Edebiyat Sosyolojisi


Müfredata Giriş 2-Edebiyat Sosyolojisi:
Kırmızı Pazartesi-Canlı Mezarlık


Söylediğimiz türkülerde senin de sesin olmalı.

1. Yılmaz Güney’in Umut filminde faytonla geçimini sağlayan başkarakterin yaşadığı yoksulluk konu alınır. Faytonu iki attan oluşur, atlardan birinin borcu ödenmeye devam eder. Yoksul bir ailenin tek geçim kaynağıdır. Tek oda ev, hem eşler hem çocuklar için yatak odasıdır. Faytoncu, bir gün bakkala girmek için yolun kenarında durur. Alışveriş yaptığı sırada, zengin bir adam, kullandığı lüks aracıyla yolun kenarındaki faytona çarpınca atlardan biri orada can verir. Çıkan kavga karakolda biter. Faytoncu ayakta bekletilir; zengin adam oturtulur, ona içecek ikram edilir. Faytoncu suçlu bulunur çünkü “arabacı milleti” olduğundan hepsi aynıdır ve zengin adam “kibar” olduğundan, faytoncunun “affedilmesini” rica eder. Arabasının orijinal boyasının çizilmesi karşısında burjuva, “yüce gönüllü” davranır. İşsiz kalan yoksul faytoncu, en yakın arkadaşıyla zenginlerin yolunu kesip onlardan para almayı planlar. Bir akşam, emperyalist ülke askeri bir siyahi adamın karşısına çıkarlar, ama adam faytoncuya bir tokat atar, onun arkadaşını da döver. El tokadını kendi ülkesinde emperyalizmin eliyle yer, yoksullar. Film işte, kurgudur hani!

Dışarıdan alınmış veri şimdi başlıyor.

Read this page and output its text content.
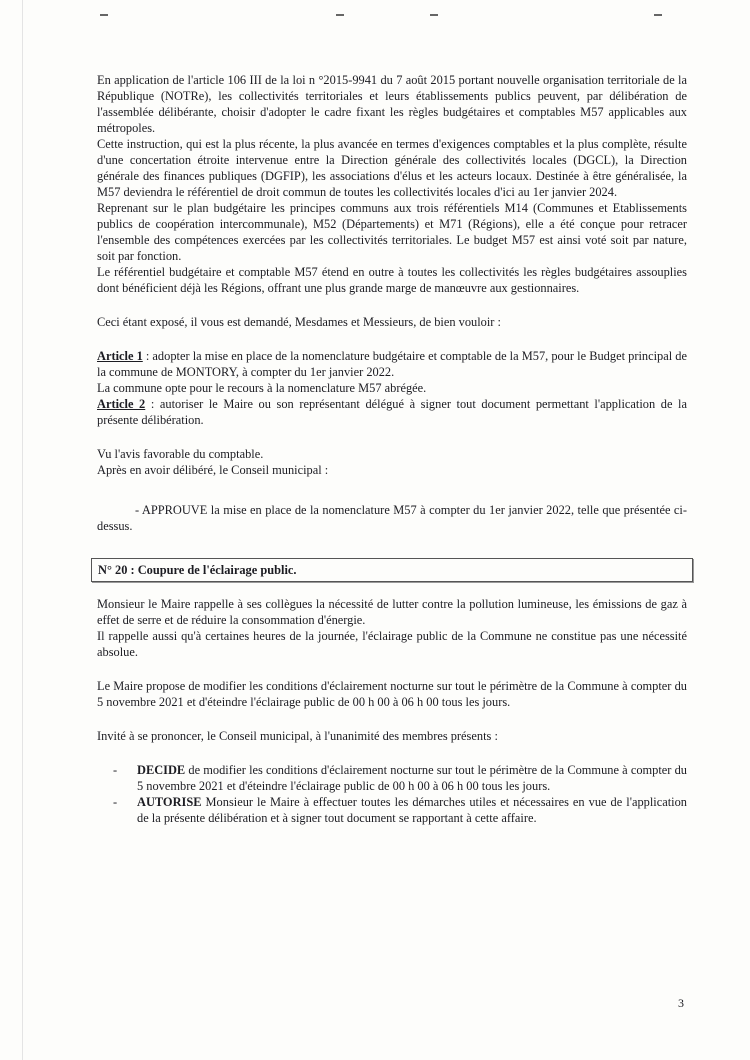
En application de l'article 106 III de la loi n °2015-9941 du 7 août 2015 portant nouvelle organisation territoriale de la République (NOTRe), les collectivités territoriales et leurs établissements publics peuvent, par délibération de l'assemblée délibérante, choisir d'adopter le cadre fixant les règles budgétaires et comptables M57 applicables aux métropoles.

Cette instruction, qui est la plus récente, la plus avancée en termes d'exigences comptables et la plus complète, résulte d'une concertation étroite intervenue entre la Direction générale des collectivités locales (DGCL), la Direction générale des finances publiques (DGFIP), les associations d'élus et les acteurs locaux. Destinée à être généralisée, la M57 deviendra le référentiel de droit commun de toutes les collectivités locales d'ici au 1er janvier 2024.

Reprenant sur le plan budgétaire les principes communs aux trois référentiels M14 (Communes et Etablissements publics de coopération intercommunale), M52 (Départements) et M71 (Régions), elle a été conçue pour retracer l'ensemble des compétences exercées par les collectivités territoriales. Le budget M57 est ainsi voté soit par nature, soit par fonction.

Le référentiel budgétaire et comptable M57 étend en outre à toutes les collectivités les règles budgétaires assouplies dont bénéficient déjà les Régions, offrant une plus grande marge de manœuvre aux gestionnaires.

Ceci étant exposé, il vous est demandé, Mesdames et Messieurs, de bien vouloir :

Article 1 : adopter la mise en place de la nomenclature budgétaire et comptable de la M57, pour le Budget principal de la commune de MONTORY, à compter du 1er janvier 2022.

La commune opte pour le recours à la nomenclature M57 abrégée.

Article 2 : autoriser le Maire ou son représentant délégué à signer tout document permettant l'application de la présente délibération.

Vu l'avis favorable du comptable.

Après en avoir délibéré, le Conseil municipal :

- APPROUVE la mise en place de la nomenclature M57 à compter du 1er janvier 2022, telle que présentée ci-dessus.

N° 20 : Coupure de l'éclairage public.

Monsieur le Maire rappelle à ses collègues la nécessité de lutter contre la pollution lumineuse, les émissions de gaz à effet de serre et de réduire la consommation d'énergie.

Il rappelle aussi qu'à certaines heures de la journée, l'éclairage public de la Commune ne constitue pas une nécessité absolue.

Le Maire propose de modifier les conditions d'éclairement nocturne sur tout le périmètre de la Commune à compter du 5 novembre 2021 et d'éteindre l'éclairage public de 00 h 00 à 06 h 00 tous les jours.

Invité à se prononcer, le Conseil municipal, à l'unanimité des membres présents :

- DECIDE de modifier les conditions d'éclairement nocturne sur tout le périmètre de la Commune à compter du 5 novembre 2021 et d'éteindre l'éclairage public de 00 h 00 à 06 h 00 tous les jours.
- AUTORISE Monsieur le Maire à effectuer toutes les démarches utiles et nécessaires en vue de l'application de la présente délibération et à signer tout document se rapportant à cette affaire.
3
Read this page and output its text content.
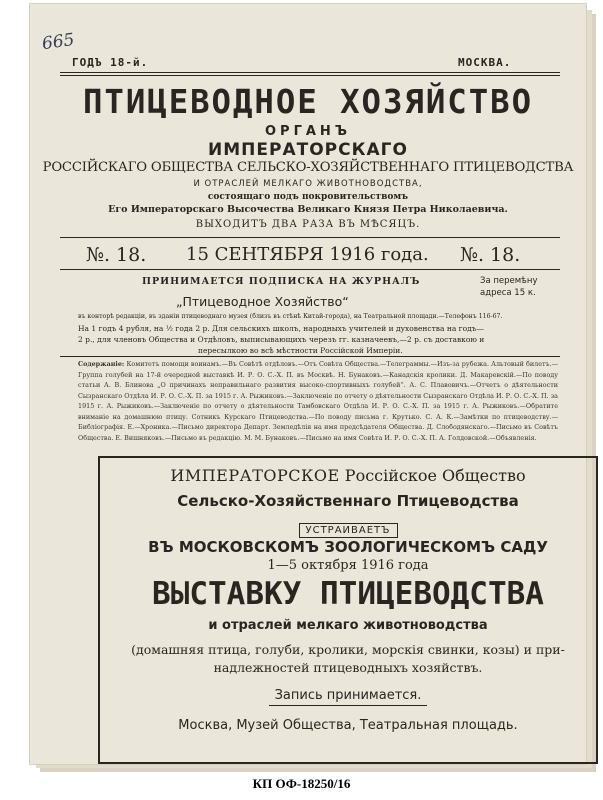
665
ГОДЪ 18-й.	МОСКВА.
ПТИЦЕВОДНОЕ ХОЗЯЙСТВО
ОРГАНЪ
ИМПЕРАТОРСКАГО
РОССІЙСКАГО ОБЩЕСТВА СЕЛЬСКО-ХОЗЯЙСТВЕННАГО ПТИЦЕВОДСТВА
И ОТРАСЛЕЙ МЕЛКАГО ЖИВОТНОВОДСТВА,
состоящаго подъ покровительствомъ
Его Императорскаго Высочества Великаго Князя Петра Николаевича.
ВЫХОДИТЪ ДВА РАЗА ВЪ МѢСЯЦЪ.
№. 18. 15 СЕНТЯБРЯ 1916 года. №. 18.
ПРИНИМАЕТСЯ ПОДПИСКА НА ЖУРНАЛЪ	За перемѣну
адреса 15 к.
„Птицеводное Хозяйство“
въ конторѣ редакціи, въ зданіи птицеводнаго музея (близъ въ стѣнѣ Китай-города), на Театральной площади.—Телефонъ 116-67.
На 1 годъ 4 рубля, на ½ года 2 р. Для сельскихъ школъ, народныхъ учителей и духовенства на годъ—
2 р., для членовъ Общества и Отдѣловъ, выписывающихъ черезъ гг. казначеевъ,—2 р. съ доставкою и
пересылкою во всѣ мѣстности Россійской Имперіи.
Содержаніе: Комитетъ помощи воинамъ.—Въ Совѣтѣ отдѣловъ.—Отъ Совѣта Общества.—Телеграммы.—Изъ-за рубежа. Альтовый билетъ.—Группа голубей на 17-й очередной выставкѣ И. Р. О. С.-Х. П. въ Москвѣ. Н. Бунаковъ.—Канадскія кролики. Д. Макаревскій.—По поводу статьи А. В. Блинова „О причинахъ неправильнаго развития высоко-спортивныхъ голубей“. А. С. Плавовичъ.—Отчетъ о дѣятельности Сызранскаго Отдѣла И. Р. О. С.-Х. П. за 1915 г. А. Рыжиковъ.—Заключеніе по отчету о дѣятельности Сызранскаго Отдѣла И. Р. О. С.-Х. П. за 1915 г. А. Рыжиковъ.—Заключеніе по отчету о дѣятельности Тамбовскаго Отдѣла И. Р. О. С.-Х. П. за 1915 г. А. Рыжиковъ.—Обратите вниманіе на домашнюю птицу. Сотникъ Курскаго Птицеводства.—По поводу письма г. Крутько. С. А. К.—Замѣтки по птицеводству.—Библіографія. Е.—Хроника.—Письмо директора Департ. Земледѣлія на имя предсѣдателя Общества. Д. Слободянскаго.—Письмо въ Совѣтъ Общества. Е. Вишняковъ.—Письмо въ редакцію. М. М. Бунаковъ.—Письмо на имя Совѣта И. Р. О. С.-Х. П. А. Голдовской.—Объявленія.
ИМПЕРАТОРСКОЕ Россійское Общество
Сельско-Хозяйственнаго Птицеводства
УСТРАИВАЕТЪ
ВЪ МОСКОВСКОМЪ ЗООЛОГИЧЕСКОМЪ САДУ
1—5 октября 1916 года
ВЫСТАВКУ ПТИЦЕВОДСТВА
и отраслей мелкаго животноводства
(домашняя птица, голуби, кролики, морскія свинки, козы) и при-
надлежностей птицеводныхъ хозяйствъ.
Запись принимается.
Москва, Музей Общества, Театральная площадь.
КП ОФ-18250/16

Geçtiğimiz günlerde Avrasya Tüneli’nin Aksaray çıkışında 38 yaşında (“esnaf kurye” diye tabir edilen) bir motokurye, güvenlik şeridi denilebilecek alanda, yolun en sağında ilerlerken Ankara plakalı Somali Büyükelçiliği’ne ait resmi bir araç tarafından arkadan çarpılarak motorundan düştü ve bir haftaya yakın bir süre yaşam mücadelesi verdi. Kamera kayıtları internet ortamında paylaşıldı. Arabayı kullanan şoför, Somali başkanının oğlu. En başta motokuryenin hatalı olduğunu iddia etse de sonuç kendisinin hatalı olduğu yönünde belirlendi. Motokuryenin bilinci kapalı olduğu için ifadesi alınamadığı iddia edildi ama bir başka iddia da bu süreçte failin yurt dışına çıktığı yönünde.

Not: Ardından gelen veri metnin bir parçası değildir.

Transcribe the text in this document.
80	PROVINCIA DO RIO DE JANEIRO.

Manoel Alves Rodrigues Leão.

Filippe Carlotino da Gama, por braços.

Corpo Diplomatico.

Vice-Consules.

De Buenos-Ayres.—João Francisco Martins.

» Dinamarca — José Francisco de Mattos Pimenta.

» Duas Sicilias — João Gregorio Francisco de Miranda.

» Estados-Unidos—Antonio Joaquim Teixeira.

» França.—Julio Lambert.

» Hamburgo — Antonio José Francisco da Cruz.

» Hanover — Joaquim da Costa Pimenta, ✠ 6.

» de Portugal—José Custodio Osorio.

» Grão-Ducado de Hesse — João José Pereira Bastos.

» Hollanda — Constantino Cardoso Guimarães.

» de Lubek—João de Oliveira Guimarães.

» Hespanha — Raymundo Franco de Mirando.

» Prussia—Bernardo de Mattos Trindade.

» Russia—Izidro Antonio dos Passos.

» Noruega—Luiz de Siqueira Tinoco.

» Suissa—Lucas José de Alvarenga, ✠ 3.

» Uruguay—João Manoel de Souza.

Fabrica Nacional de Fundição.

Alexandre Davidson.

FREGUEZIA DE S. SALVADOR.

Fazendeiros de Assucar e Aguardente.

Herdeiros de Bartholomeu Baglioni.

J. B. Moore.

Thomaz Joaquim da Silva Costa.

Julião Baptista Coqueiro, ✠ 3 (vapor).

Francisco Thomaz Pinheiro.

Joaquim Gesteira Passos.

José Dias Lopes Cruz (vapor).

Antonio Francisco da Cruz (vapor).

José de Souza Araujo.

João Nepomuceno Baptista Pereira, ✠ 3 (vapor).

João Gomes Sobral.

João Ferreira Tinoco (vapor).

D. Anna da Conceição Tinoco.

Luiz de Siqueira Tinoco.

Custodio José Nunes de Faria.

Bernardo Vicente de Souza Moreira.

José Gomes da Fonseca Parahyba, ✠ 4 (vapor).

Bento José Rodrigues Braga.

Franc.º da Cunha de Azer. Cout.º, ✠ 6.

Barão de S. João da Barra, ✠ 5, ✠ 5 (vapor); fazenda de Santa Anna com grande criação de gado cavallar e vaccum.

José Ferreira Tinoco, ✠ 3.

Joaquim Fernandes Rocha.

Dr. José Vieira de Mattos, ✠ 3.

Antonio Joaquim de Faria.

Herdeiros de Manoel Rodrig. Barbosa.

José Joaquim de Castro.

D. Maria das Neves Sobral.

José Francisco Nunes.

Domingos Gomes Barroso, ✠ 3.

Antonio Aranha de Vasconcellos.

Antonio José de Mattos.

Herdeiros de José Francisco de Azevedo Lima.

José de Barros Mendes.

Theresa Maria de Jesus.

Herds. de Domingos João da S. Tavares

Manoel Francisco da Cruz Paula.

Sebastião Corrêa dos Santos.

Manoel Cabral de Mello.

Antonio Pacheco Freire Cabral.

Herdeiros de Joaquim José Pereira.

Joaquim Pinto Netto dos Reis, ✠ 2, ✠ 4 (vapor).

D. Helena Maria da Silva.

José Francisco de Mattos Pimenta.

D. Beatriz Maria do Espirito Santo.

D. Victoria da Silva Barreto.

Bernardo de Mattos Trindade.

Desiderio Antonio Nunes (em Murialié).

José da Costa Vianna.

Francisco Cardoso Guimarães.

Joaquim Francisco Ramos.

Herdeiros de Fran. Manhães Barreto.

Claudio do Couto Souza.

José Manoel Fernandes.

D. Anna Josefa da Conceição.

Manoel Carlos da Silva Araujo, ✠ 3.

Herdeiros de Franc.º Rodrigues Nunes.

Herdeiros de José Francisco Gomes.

Bilinci kapalı bir insanın (demek ki ölme riski taşıyor) ifadesi alınamıyorken fail için neden yurt dışına çıkış yasağı getirilmez? Ankara plakalı konsolosluk aracı neden İstanbul trafiğinde yer alır? Resmi bir konu gereği İstanbul’a gelindiği yanıtı verilebilir, doğrudur fakat aracı kullanan resmi bir yetkiye sahip olmayan biri: Somali başkanının oğlu.

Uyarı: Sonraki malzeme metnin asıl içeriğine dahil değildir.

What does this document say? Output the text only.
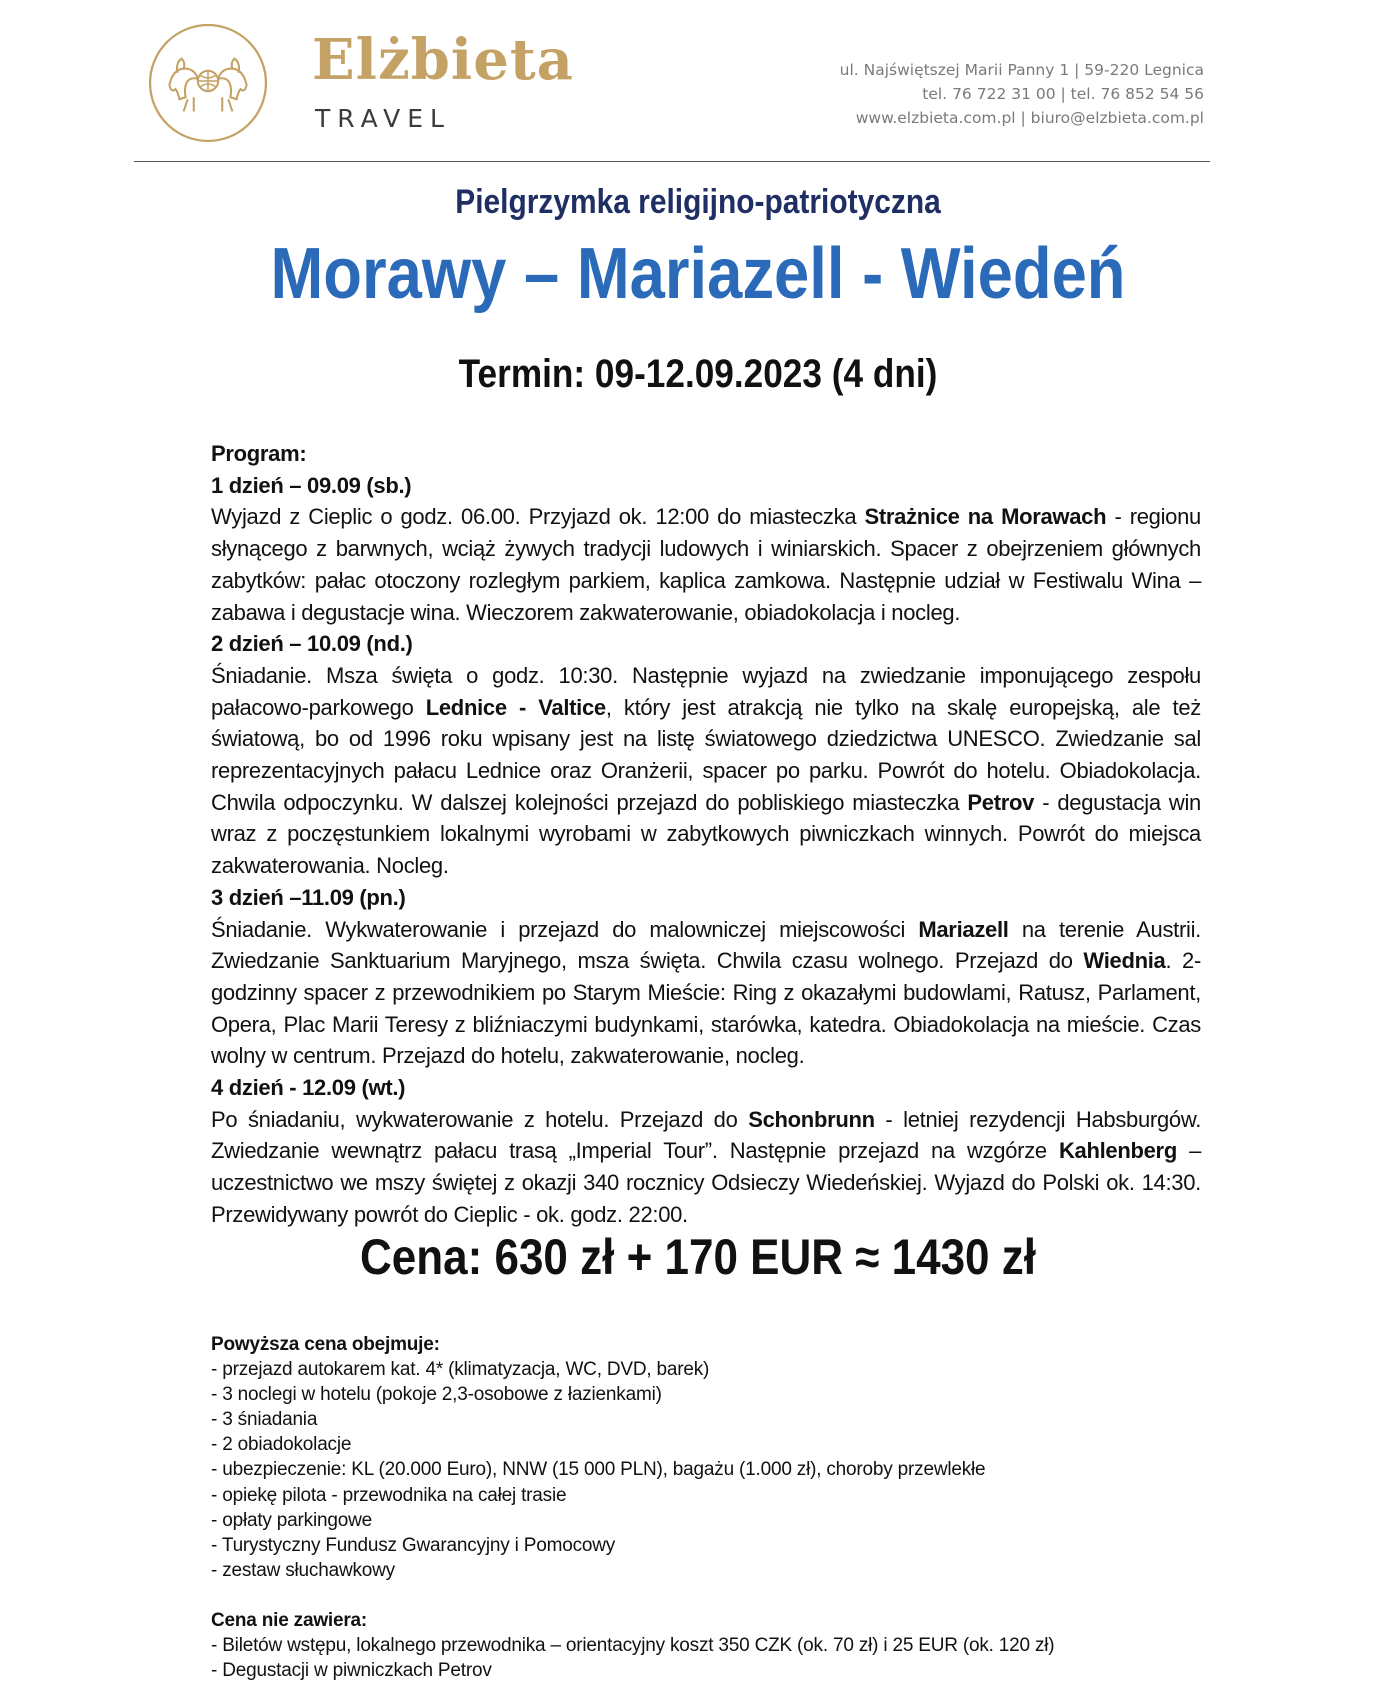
Elżbieta
TRAVEL
ul. Najświętszej Marii Panny 1 | 59-220 Legnica
tel. 76 722 31 00 | tel. 76 852 54 56
www.elzbieta.com.pl | biuro@elzbieta.com.pl
Pielgrzymka religijno-patriotyczna
Morawy – Mariazell - Wiedeń
Termin: 09-12.09.2023 (4 dni)
Program:
1 dzień – 09.09 (sb.)

Wyjazd z Cieplic o godz. 06.00. Przyjazd ok. 12:00 do miasteczka Strażnice na Morawach - regionu słynącego z barwnych, wciąż żywych tradycji ludowych i winiarskich. Spacer z obejrzeniem głównych zabytków: pałac otoczony rozległym parkiem, kaplica zamkowa. Następnie udział w Festiwalu Wina – zabawa i degustacje wina. Wieczorem zakwaterowanie, obiadokolacja i nocleg.

2 dzień – 10.09 (nd.)

Śniadanie. Msza święta o godz. 10:30. Następnie wyjazd na zwiedzanie imponującego zespołu pałacowo-parkowego Lednice - Valtice, który jest atrakcją nie tylko na skalę europejską, ale też światową, bo od 1996 roku wpisany jest na listę światowego dziedzictwa UNESCO. Zwiedzanie sal reprezentacyjnych pałacu Lednice oraz Oranżerii, spacer po parku. Powrót do hotelu. Obiadokolacja. Chwila odpoczynku. W dalszej kolejności przejazd do pobliskiego miasteczka Petrov - degustacja win wraz z poczęstunkiem lokalnymi wyrobami w zabytkowych piwniczkach winnych. Powrót do miejsca zakwaterowania. Nocleg.

3 dzień –11.09 (pn.)

Śniadanie. Wykwaterowanie i przejazd do malowniczej miejscowości Mariazell na terenie Austrii. Zwiedzanie Sanktuarium Maryjnego, msza święta. Chwila czasu wolnego. Przejazd do Wiednia. 2-godzinny spacer z przewodnikiem po Starym Mieście: Ring z okazałymi budowlami, Ratusz, Parlament, Opera, Plac Marii Teresy z bliźniaczymi budynkami, starówka, katedra. Obiadokolacja na mieście. Czas wolny w centrum. Przejazd do hotelu, zakwaterowanie, nocleg.

4 dzień - 12.09 (wt.)

Po śniadaniu, wykwaterowanie z hotelu. Przejazd do Schonbrunn - letniej rezydencji Habsburgów. Zwiedzanie wewnątrz pałacu trasą „Imperial Tour”. Następnie przejazd na wzgórze Kahlenberg – uczestnictwo we mszy świętej z okazji 340 rocznicy Odsieczy Wiedeńskiej. Wyjazd do Polski ok. 14:30. Przewidywany powrót do Cieplic - ok. godz. 22:00.

Cena: 630 zł + 170 EUR ≈ 1430 zł
Powyższa cena obejmuje:
- przejazd autokarem kat. 4* (klimatyzacja, WC, DVD, barek)
- 3 noclegi w hotelu (pokoje 2,3-osobowe z łazienkami)
- 3 śniadania
- 2 obiadokolacje
- ubezpieczenie: KL (20.000 Euro), NNW (15 000 PLN), bagażu (1.000 zł), choroby przewlekłe
- opiekę pilota - przewodnika na całej trasie
- opłaty parkingowe
- Turystyczny Fundusz Gwarancyjny i Pomocowy
- zestaw słuchawkowy
Cena nie zawiera:
- Biletów wstępu, lokalnego przewodnika – orientacyjny koszt 350 CZK (ok. 70 zł) i 25 EUR (ok. 120 zł)
- Degustacji w piwniczkach Petrov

Araştırmaların geldiği aşamada en yetkili mercilerden yapılan açıklamaya göre motokuryenin hatası bulunmadığı yönünde ki kamera kaydını seyreden herkes bu durumu net bir biçimde görebilir. Cenazenin ardından konuşan emekçinin eşi, Avrasya Tüneli’ne ait kamera kayıtlarına ulaşamadığını, haberi ilk duyduğunda eşinin motordan düştüğünü sandığını, bakmak zorunda oldukları biri engelli olmak üzere iki çocuklarının bulunduğunu, failin neden serbest bırakıldığını anlamadıklarını, adalet ve destek beklediğini dile getirdi.

Biri engelli olmak üzere iki çocuk, bir eş, geçimlerini sağlamak zorunda olan 38 yaşında bir baba. Vapurların, feribotların ve uçak seferlerinin lodos nedeniyle iptal edildiği/ertelendiği İstanbul’da bir emekçi, bu soğuk, fırtına ve yağmurda ekmek parasını kazanmak için motokuryelik yapıyor. Kendi ülkesinde yabancı ülkenin büyükelçilik aracıyla resmi hiçbir görevi olmayan yabancı biri tarafından canından, ailesinden ve sevdiklerinden ediliyor. Fail, yurt dışına çıkıyor.

İstanbul’da yaşayanların bildiği üzere trafikte sürekli motokuryeleri görür. Araçların aralarından, yolun en sağından, motorunun arkasındaki çantayla hız yaparak gittikleri görülür. Dışarıdan bakınca motokuryelerin önemli bölümünün 20-30 yaş grubunda olduğundan onların yaptıkları hızı gençlik hevesi sanıp Umut filminde faytoncuya verilen tepki gibi “Motorcu milleti değil mi, hepiniz aynısınız!” diyenler olur. Gerçek öyle değil! Yapılan hızın bir nedeni var: Gün içinde ulaştırdığı kargo, paket, sipariş sayısı kadar parça başından ücret alırlar. Hızlarının nedeni, yaşam zorluğunun hızına yetişmeye çalışmalarındandır. Dışarıdan bakılınca motokuryelerin birbiriyle yarıştığı sanılır ama asıl gerçek, bir sonraki siparişe ulaştırmaya talip olmaktır. Sokak aralarında, ana yollarda, caddelerde, acil servislerde, kaldırımlarda motorundan düşmüş motokuryelere sık rastlanır. Zorunlu durumlarda kullanılması için yapılan güvenlik şeridinde gitmek zorunda kaldıkları hâlde, hatta kırmızı ışıkta beklerken bile bir araç gelir, onlara çarpar.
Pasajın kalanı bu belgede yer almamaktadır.